Time-series database

A database tuned for one shape of data: a metric, a timestamp, and a relentless stream of new points that only ever moves forward.

The idea

Imagine a sensor reporting CPU usage every second. You never update old readings — you only append new ones, and you almost always ask the same kind of question: "what did this look like over the last hour?"

A time-series database (TSDB) leans into that pattern. It groups points into time-ordered partitions (one chunk per hour or per day), keeps raw points only for a while, then rolls them up into coarser summaries so old data stays cheap. A range query then touches just the partitions it needs.

Query window (hours):

Press play to watch points stream in, roll up, and get queried.

How it works

Writes land in the newest partition in arrival order, so an append is just "add to the end." A background job compacts older partitions into rollups (min / max / avg / count per bucket), and a retention policy drops raw points past their age. A query picks the partitions overlapping its window and reads raw or rolled-up data depending on how old it is.
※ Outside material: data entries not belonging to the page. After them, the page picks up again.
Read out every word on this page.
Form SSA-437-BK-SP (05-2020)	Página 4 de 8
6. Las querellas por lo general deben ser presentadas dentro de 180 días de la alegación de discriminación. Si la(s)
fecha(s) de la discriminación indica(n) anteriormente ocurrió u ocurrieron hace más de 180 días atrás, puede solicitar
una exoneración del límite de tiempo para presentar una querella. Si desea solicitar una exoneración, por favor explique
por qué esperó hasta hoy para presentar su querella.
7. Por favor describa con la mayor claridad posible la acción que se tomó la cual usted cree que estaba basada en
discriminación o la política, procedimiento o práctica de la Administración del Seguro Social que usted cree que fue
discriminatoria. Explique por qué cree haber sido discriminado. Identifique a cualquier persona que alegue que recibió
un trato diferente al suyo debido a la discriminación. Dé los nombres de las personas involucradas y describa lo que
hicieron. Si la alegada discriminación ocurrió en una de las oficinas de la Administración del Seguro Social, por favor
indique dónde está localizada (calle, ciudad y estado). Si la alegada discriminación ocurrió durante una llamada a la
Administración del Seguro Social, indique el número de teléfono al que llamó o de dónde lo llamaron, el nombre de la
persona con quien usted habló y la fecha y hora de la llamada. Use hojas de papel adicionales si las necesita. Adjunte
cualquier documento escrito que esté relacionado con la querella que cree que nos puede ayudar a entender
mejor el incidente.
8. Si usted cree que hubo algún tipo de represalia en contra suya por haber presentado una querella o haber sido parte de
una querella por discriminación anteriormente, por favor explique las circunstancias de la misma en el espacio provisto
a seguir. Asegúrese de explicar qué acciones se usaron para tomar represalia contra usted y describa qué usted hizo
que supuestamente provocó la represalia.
def write(point):                 # append-only, newest partition
    p = partition_for(point.ts)   # e.g. floor to the hour
    p.raw.append(point)           # O(1) amortised

def query(metric, start, end):
    out = []
    for p in partitions_overlapping(start, end):
        if p.has_raw():           # young data: full resolution
            out += [x for x in p.raw if start <= x.ts < end]
        else:                     # old data: read the rollup
            out += p.rollup.buckets_in(start, end)
    return out

def compact(p):                   # background, runs on old partitions
    p.rollup = downsample(p.raw)  # min/max/avg/count per bucket
    p.raw = []                    # reclaim space

Cost

Operation	Cost
Append a point	O(1) amortised
Range query	O(partitions + points read)
Storage for old data	O(buckets) after rollup

The trade-off: rollups make old reads fast and cheap, but you lose per-point detail. Once raw points are compacted you can see the shape of last month, not every single sample.

Watch out for

Out-of-order and late points. Network buffering means a point timestamped 10:59 can arrive at 11:02. If the 10:00 partition is already compacted, that late point has nowhere good to land — plan a grace window before rollup.
High cardinality. Each unique tag combination (host, region, endpoint…) is its own series. A label like user_id can explode you into millions of series and blow up memory and index size.
Wide range queries on raw data. Asking for raw points across a year reads enormous volume. Make sure the query planner drops to rollups for old windows automatically.
Forgetting retention. Append-only growth is unbounded. Without a retention policy that deletes or downsamples, disk fills and writes stall.
Averaging averages. A rollup's avg can't be re-averaged across buckets without weighting by count, or your aggregate quietly lies.

Worked example

You collect cpu.usage per host every 10 seconds across 200 hosts. Raw, that's 1.7M points per host per day. You keep 7 days raw for incident debugging, then roll up to 1-minute buckets (min/max/avg/count) for 90 days, then 1-hour buckets for two years. A dashboard asking "p95-ish CPU yesterday" reads minute rollups — a few thousand buckets — instead of millions of raw points, and renders instantly.

Check yourself

A query asks for raw, per-second data from 18 months ago. What likely happens?